Oito em cada dez brasileiros nunca ouviram falar do AI-5

domingo, 14 de dezembro de 2008


Oito em cada dez brasileiros nunca ouviram falar do AI-5
*MAURICIO PULS* da *Folha de S.Paulo*
*NATÁLIA PAIVA* colaboração para a *Folha de S.Paulo*

Editado há 40 anos pelo general Costa e Silva, o AI-5, o principal símbolo
da ditadura militar, é totalmente ignorado por 82% dos brasileiros a partir
dos 16 anos. E, dos 18% que ouviram falar algo sobre ele, apenas um terço
(32%) respondeu corretamente que a sigla se referia ao Ato Institucional nº 5.

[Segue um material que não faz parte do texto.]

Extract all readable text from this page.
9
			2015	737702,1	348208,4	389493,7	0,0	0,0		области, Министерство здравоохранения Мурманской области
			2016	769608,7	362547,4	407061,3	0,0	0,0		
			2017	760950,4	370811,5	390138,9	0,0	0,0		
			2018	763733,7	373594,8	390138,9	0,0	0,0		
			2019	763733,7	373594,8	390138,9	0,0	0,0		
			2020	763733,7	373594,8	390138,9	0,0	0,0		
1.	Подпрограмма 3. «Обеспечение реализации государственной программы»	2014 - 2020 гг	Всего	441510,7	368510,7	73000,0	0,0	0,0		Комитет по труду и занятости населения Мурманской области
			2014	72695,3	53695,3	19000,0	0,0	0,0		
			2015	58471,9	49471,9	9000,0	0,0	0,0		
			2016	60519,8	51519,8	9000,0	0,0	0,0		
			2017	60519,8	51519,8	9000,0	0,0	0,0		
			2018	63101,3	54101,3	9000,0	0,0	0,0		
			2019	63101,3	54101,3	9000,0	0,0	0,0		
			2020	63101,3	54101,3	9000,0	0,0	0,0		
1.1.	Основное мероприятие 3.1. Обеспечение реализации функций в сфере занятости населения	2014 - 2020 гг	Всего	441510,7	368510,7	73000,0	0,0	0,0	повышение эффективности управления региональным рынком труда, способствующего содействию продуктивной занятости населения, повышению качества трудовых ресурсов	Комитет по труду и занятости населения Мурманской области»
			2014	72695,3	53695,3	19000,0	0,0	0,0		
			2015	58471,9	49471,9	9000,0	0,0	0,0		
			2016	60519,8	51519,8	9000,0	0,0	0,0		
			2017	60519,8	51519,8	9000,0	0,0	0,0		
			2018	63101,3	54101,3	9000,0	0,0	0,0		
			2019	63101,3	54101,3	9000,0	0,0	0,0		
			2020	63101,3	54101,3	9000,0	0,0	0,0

13.dez.1968/Iconographia O então ministro da Justiça Luís Antonio Gama e Silva anuncia o ato AI-5 na Agência Nacional ao lado do locutor Alberto Cury

Editado em 13 de dezembro de 1968 pelo então presidente, o general Costa e
Silva, o AI-5 autorizava o Executivo a fechar o Congresso, cassar mandatos,
demitir e aposentar funcionários de todos os poderes. O governo podia
legislar sobre tudo, e suas decisões não podiam ser contestadas
judicialmente. Em dez anos, o AI-5 serviu de base para a cassação de mais de
cem congressistas. A censura atingiu cerca de 500 filmes, 450 peças, 200
livros e 500 canções.

Passados quase 30 anos de sua extinção, a lembrança do AI-5 vem se
desvanecendo. Como observa o cientista político Marcus Figueiredo, do
Iuperj, isso resulta do fato de que boa parte da população nasceu após 1968:
"O fato tem 40 anos e não faz parte do calendário das datas nacionais". Mas
mesmo no estrato de pessoas com 60 anos ou mais (indivíduos que tinham ao
menos 20 anos quando o AI-5 foi editado), só 26% dizem ter ouvido falar
dele.

O conhecimento sobre o AI-5 cresce à medida que avança a escolaridade
formal. Só 8% das pessoas com ensino fundamental ouviram falar do AI-5. A
taxa sobe para 53% entre quem tem nível superior, mas só 12% desse grupo se
diz bem informado.

Para o sociólogo Leôncio Martins Rodrigues, professor aposentado da USP e da
Unicamp, "a variável decisiva é a escolaridade": "É natural que o
desconhecimento exista. A população comum é muito desinformada sobre
questões políticas. O pessoal mal lê jornal. Isso não é só no Brasil. Foi
feita uma pesquisa com jovens da Alemanha, e a grande maioria nunca tinha
ouvido falar de Hitler".

Na opinião do historiador Marco Antônio Villa, da UFSCar, a pesquisa não
revela "nenhuma surpresa": "Nós somos um país sem memória e despolitizado.
Se a política fizesse parte do cotidiano, isso não aconteceria. É um duplo
problema. Isso permite que quem colaborou com a ditadura possa se travestir
de democrata".

Para o historiador Carlos Guilherme Mota, da USP, a pesquisa do Datafolha é
previsível e resulta de um ensino ruim, da falta de financiamento às
universidades e da falta de interesse num projeto nacional calcado no
conhecimento histórico: "Vivemos num país em que as elites não têm
preocupação em incentivar a educação e a pesquisa histórica", diz.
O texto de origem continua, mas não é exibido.